Fui comprar os palitos de la reine, onde me mostraste no Natal passado. Estacionei na estrada de Benfica, gostavas de passear aqui e ver as montras de lingerie, pijamas, atoalhados, etc. Ias devagar, apoiada na tua bengalinha, as pernas punham-se dormentes e o corpo dorido pelo tempo árduo da tua genica interminável.
A cadeira onde te sentaste a descansar, na pastelaria, ainda lá estava, no mesmo sítio. Estava ela, não estavas tu!

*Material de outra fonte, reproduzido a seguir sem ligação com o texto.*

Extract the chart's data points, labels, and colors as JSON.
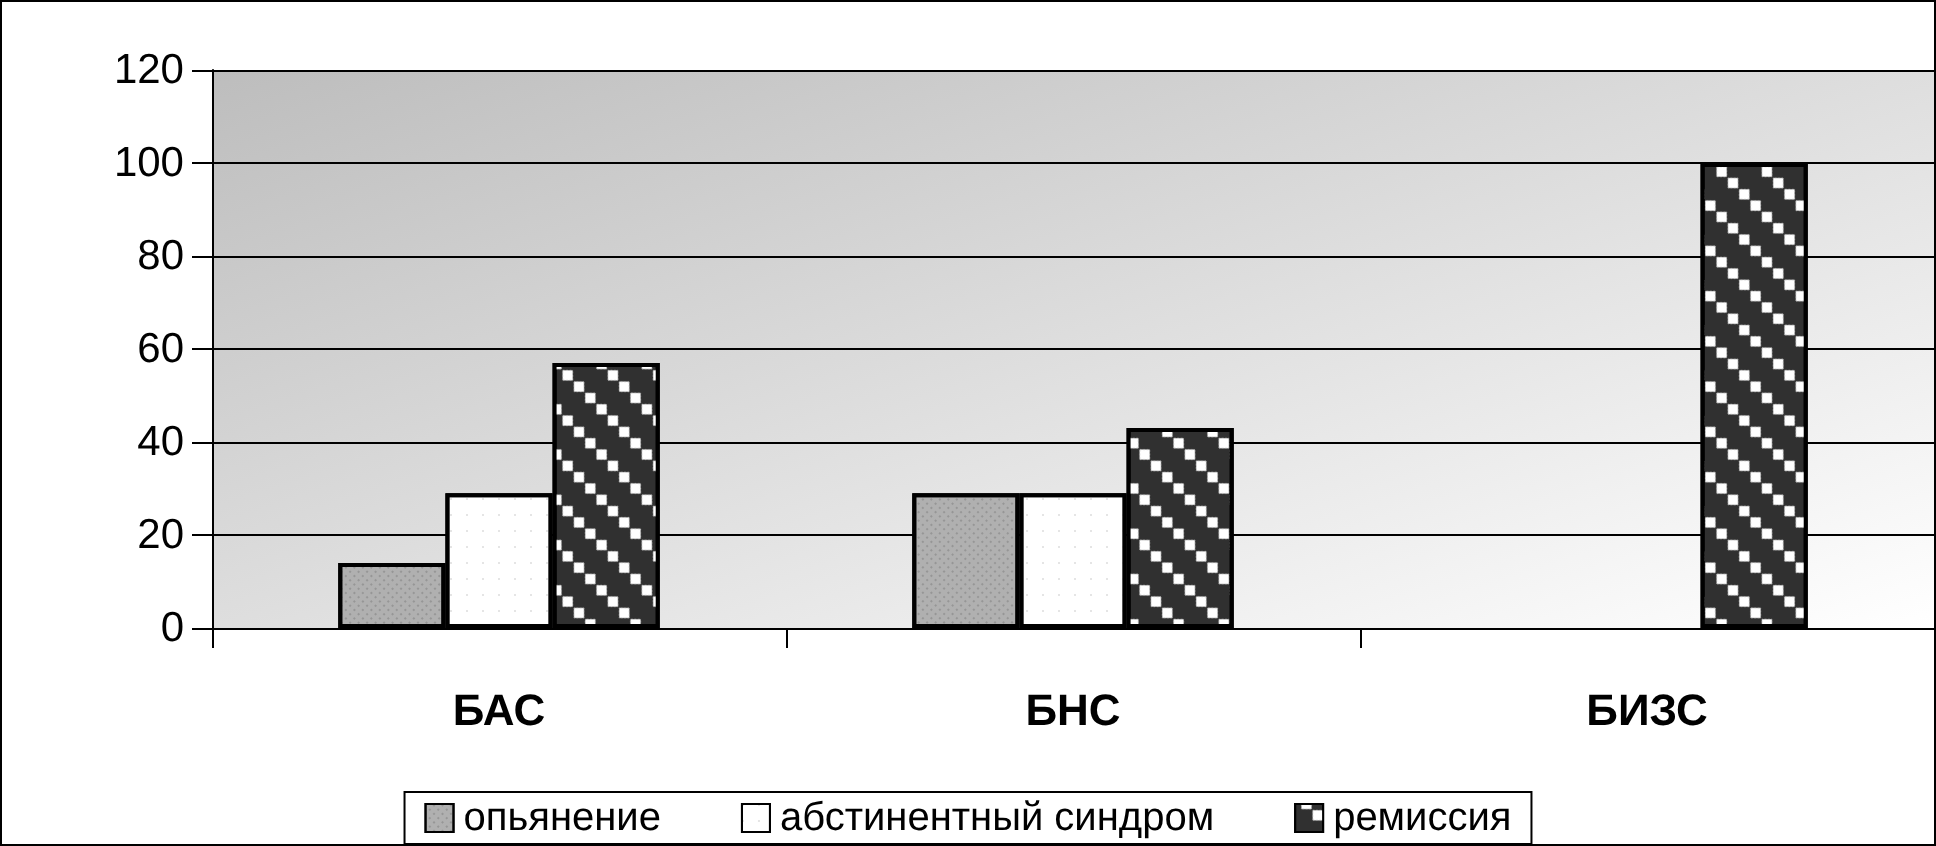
{
  "chart_data": {
    "type": "bar",
    "categories": [
      "БАС",
      "БНС",
      "БИЗС"
    ],
    "series": [
      {
        "name": "опьянение",
        "color": "#b0b0b0",
        "values": [
          14,
          29,
          0
        ]
      },
      {
        "name": "абстинентный синдром",
        "color": "#ffffff",
        "values": [
          29,
          29,
          0
        ]
      },
      {
        "name": "ремиссия",
        "color": "#303030",
        "values": [
          57,
          43,
          100
        ]
      }
    ],
    "ylim": [
      0,
      120
    ],
    "yticks": [
      0,
      20,
      40,
      60,
      80,
      100,
      120
    ],
    "grid": "y",
    "legend": "bottom"
  }
}
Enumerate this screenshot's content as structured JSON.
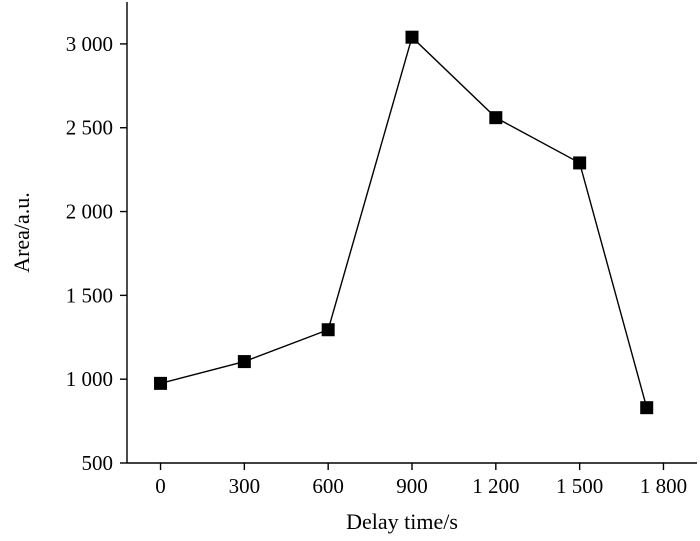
{
  "chart_data": {
    "type": "line",
    "xlabel": "Delay time/s",
    "ylabel": "Area/a.u.",
    "xlim": [
      -120,
      1920
    ],
    "ylim": [
      500,
      3250
    ],
    "x_ticks": [
      0,
      300,
      600,
      900,
      1200,
      1500,
      1800
    ],
    "x_tick_labels": [
      "0",
      "300",
      "600",
      "900",
      "1 200",
      "1 500",
      "1 800"
    ],
    "y_ticks": [
      500,
      1000,
      1500,
      2000,
      2500,
      3000
    ],
    "y_tick_labels": [
      "500",
      "1 000",
      "1 500",
      "2 000",
      "2 500",
      "3 000"
    ],
    "grid": false,
    "legend": "none",
    "series": [
      {
        "marker": "square",
        "color": "#000000",
        "x": [
          0,
          300,
          600,
          900,
          1200,
          1500,
          1740
        ],
        "y": [
          975,
          1105,
          1295,
          3040,
          2560,
          2290,
          830
        ]
      }
    ]
  }
}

Dói recordar… mas também é encantador reviver a lembrança das tuas mãos, de unhas pintadas num tom branco brilhante, postas nos dedos que já não tinham a direção certa, a remexer no porta moedas de pele preto para te certificares de que pagavas a despesa. Era o porta moedas mais organizado que eu alguma vez vira: notas num dos fechos laterais, moedas grandes no do centro e as pequenas ficavam no outro fecho lateral. Dentro tinha sempre um crucifixo que acreditavas dar-te proteção.
Fiz o caminho que me ensinaste até à casa de cafés e pedi à senhora que moesse o teu café de eleição para aquele doce de fazer crescer água na boca.
Senti-te ali comigo, a observares-me para teres a certeza que eu acertava com os sítios certos e cumpria a tua tradição.
Cumpri avó! Cumpri! Haverá doce de palitos de la reine lá em casa.
Só não haverás tu…
Então, decidi fazer-te uma visita. Ou melhor, estar presente naquele pedaço de relva onde enterraram parte das cinzas dos teus restos mortais. Achei que ali poderia ter uma ligação secreta que permitisse a nossa comunicação. Ou melhor, que facilitasse o teu poder de audição.
Não me deixaram entrar!
Da mesma forma que não me deixaram entrar no hospital nos teus últimos dias de vida.
Por hoje, teremos de comunicar como temos feito no último ano, porque, pelos vistos, os mortos também têm hora marcada para visitas.